Checklists can be a game-changer tool in the hands of your audience
Checklists can be some of the most useful and rewarding kinds of content your marketing team can produce to help and engaje your target audience. When well planned and executed, they have great potential to become high converting and shared by your leads. So in this article we’re gonna check out how you can design a useful checklist and avoid frequent mistakes – therefore making sure you end up with a valuable tool for your visitors.
Three baby steps to start on the right track
The first and obvious check you must tick before you start designing your own checklist is to make sure the checklist you are about to create is useful for your audience.
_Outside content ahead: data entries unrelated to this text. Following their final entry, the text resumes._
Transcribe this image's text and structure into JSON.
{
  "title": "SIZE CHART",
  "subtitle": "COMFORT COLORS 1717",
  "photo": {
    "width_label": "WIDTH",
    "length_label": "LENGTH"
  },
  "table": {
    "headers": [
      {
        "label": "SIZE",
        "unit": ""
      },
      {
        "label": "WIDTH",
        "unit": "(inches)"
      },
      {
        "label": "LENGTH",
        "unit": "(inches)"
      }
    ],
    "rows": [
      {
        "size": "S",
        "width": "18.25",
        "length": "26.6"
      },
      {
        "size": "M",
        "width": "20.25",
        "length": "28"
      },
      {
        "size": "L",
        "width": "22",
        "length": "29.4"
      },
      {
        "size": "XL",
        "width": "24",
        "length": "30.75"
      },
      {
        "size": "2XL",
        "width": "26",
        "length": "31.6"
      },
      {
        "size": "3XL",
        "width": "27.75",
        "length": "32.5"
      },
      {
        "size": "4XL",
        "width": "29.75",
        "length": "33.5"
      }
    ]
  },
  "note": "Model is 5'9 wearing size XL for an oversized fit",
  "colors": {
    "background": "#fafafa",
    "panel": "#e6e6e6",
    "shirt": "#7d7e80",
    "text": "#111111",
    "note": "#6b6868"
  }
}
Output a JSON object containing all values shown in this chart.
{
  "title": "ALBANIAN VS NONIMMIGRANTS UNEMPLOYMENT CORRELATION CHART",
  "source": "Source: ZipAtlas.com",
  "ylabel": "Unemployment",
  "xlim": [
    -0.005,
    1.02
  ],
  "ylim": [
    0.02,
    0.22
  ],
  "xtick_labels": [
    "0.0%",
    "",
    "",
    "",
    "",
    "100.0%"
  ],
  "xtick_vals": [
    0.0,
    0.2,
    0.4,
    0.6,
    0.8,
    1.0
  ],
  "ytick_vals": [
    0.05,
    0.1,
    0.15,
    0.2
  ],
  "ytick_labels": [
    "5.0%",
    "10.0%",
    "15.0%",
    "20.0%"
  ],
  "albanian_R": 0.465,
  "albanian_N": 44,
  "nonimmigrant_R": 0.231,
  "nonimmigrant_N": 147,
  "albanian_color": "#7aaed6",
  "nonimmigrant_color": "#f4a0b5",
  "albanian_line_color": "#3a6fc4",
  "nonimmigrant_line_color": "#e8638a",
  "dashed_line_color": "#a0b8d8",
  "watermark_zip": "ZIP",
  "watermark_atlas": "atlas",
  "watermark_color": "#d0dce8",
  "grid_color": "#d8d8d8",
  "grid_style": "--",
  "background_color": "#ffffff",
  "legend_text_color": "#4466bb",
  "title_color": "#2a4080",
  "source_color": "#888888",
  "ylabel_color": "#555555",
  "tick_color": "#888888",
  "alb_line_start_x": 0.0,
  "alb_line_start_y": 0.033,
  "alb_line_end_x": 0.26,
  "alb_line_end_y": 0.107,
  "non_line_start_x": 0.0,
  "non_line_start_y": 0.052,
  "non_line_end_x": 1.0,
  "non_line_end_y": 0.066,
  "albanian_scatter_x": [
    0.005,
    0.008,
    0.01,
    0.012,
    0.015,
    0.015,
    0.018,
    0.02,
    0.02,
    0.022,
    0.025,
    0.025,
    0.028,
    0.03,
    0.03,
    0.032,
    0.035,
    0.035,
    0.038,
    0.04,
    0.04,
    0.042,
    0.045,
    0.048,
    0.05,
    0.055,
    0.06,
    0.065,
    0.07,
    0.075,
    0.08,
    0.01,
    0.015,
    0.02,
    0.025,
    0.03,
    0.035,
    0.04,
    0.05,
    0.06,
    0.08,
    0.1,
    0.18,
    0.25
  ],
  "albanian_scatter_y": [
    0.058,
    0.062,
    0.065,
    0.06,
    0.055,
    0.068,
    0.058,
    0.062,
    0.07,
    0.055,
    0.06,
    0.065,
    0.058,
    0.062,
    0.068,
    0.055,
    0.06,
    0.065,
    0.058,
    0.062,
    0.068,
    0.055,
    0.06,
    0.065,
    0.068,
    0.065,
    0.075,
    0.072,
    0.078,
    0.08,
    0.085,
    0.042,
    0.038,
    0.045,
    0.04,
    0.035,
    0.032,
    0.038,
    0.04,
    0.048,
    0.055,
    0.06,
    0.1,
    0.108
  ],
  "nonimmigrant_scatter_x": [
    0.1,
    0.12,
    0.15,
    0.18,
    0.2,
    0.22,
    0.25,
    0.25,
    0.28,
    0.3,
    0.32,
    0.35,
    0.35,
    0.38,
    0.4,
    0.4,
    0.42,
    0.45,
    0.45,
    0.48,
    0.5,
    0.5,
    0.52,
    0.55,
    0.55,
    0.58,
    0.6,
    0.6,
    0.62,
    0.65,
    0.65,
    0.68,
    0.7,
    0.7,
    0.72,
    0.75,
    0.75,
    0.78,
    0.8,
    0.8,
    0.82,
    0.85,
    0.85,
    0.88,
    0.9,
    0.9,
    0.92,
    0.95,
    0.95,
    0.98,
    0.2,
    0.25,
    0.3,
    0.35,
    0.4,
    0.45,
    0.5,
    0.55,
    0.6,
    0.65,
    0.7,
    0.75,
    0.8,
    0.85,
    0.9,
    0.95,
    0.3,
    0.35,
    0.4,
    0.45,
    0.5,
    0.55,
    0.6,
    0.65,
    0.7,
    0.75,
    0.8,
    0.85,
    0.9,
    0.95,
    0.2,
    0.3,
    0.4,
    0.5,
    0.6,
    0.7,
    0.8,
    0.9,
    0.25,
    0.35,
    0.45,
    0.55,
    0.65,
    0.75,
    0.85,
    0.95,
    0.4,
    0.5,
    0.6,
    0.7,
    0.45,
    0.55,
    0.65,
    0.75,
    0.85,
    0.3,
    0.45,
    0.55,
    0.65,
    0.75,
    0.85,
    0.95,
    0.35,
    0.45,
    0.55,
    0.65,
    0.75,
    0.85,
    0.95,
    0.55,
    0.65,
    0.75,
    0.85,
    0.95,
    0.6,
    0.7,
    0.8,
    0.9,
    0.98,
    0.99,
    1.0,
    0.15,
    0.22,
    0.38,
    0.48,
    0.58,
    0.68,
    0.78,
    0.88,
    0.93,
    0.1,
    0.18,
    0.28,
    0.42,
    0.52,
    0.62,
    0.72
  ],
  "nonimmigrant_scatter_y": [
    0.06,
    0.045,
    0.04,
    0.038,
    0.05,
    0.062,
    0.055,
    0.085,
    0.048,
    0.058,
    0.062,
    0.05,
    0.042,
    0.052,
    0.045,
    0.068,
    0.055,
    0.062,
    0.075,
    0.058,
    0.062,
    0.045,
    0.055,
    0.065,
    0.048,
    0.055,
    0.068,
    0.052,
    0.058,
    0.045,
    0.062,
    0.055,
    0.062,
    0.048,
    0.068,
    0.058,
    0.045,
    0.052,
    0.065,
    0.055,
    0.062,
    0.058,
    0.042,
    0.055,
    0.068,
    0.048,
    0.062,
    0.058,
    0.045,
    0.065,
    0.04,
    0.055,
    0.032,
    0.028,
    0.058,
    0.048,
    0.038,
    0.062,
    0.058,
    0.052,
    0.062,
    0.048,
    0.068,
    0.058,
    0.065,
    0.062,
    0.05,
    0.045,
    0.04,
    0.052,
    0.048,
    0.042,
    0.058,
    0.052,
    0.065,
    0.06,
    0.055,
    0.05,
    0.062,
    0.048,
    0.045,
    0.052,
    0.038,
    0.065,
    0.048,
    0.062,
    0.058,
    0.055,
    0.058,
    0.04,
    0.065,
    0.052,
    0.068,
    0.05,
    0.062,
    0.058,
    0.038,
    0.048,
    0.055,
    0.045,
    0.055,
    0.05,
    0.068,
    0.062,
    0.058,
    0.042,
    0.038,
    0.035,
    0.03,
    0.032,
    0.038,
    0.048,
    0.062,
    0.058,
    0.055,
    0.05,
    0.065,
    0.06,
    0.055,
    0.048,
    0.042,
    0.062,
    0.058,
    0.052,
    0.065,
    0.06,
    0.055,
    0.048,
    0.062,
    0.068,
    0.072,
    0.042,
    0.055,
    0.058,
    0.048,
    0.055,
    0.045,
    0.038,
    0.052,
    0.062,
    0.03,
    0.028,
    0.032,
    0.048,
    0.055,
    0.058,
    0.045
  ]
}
Choose a subject which your audience really needs helps with. Are they trying to figure out a way to reach a hidden treasure you know the map for? Great. Work on that.
Secondly, base your checklist on information you in fact know a lot about. After all, it’s crucial that you know the way to the hidden treasure if you want to draw a map to it, right? Your checklist must show people what they have to do to go from where they are all the way to where they want to be. If positive, go ahead!
Thirdly, master your own field and do your homework. Research, study, talk to others. Be humble enough to question your own knowledge and look for the answers you need.
Checklists Do’s and Don’ts
Keep in mind that checklists are not guides. They are tools designed to help experts into dealing with complex tasks, establishing priorities, checkpoints, making teams work better. They do not intend to make anyone successful on the respective task, without previous knowledge, just by following the steps.
On top of that, have in mind some characteristics of an ineffective checklist:
– It tries to describe every single step and becomes too long, tiresome;
– It’s made of imprecise or irrelevant topics – it turns brains off;
– It’s made without practical knowledge in the area.
And pursue the features of an efficient checklist:
– It’s clear and genuine;
– It’s practical;
– It’s concise and complete.
Note that if you focus on the efficient features of the checklist you are building, you will automatically avoid the ineffective aspects.
The expert’s steps
With these guidelines established, let’s take a look at the 6 steps proposed by the surgeon and writer Atul Gawande’s on his best-seller “The Checklist Manifesto“:
1. Determine a definite scope for the checklist
2. Distinguish “DO-CONFIRM” from “READ-DO” checks:
– DO-CONFIRM: Checks after tasks are done
– READ-DO: Carry out tasks as they are checked off
3. Keep it short. Focus on “killer items”, the steps which are most critical to skip and sometimes overlooked.
– This is the biggest challenge when designing a checklist, balancing briefness and effectiveness.
4. Wording: objective, simple and familiar to professionals
5. Form: ideally suits a single page, free from unnecessary colors, easy to read
6. Test and simulate. Then go back to the start and correct possible gaps or unnecessary steps.
Look for honest feedback
It’s all done and you’re happy with the final result, finally. Ok, that’s great, but you designed a tool for the use of others and you don’t want users to be disappointed or fail on their task because of a drawback on the checklist, right? So keep modest, invite some experts, colleagues and potential users to take a look. Talk to them, listen to their replies and get back to work.
Repeat the cycle as many times as necessary and believe me, it’s worth it. As mentioned at the begining, a well designed, effective checklist can be one the most engaging and rewarding pieces of content on your content library.
Now you know how to do it, get down to work and good luck!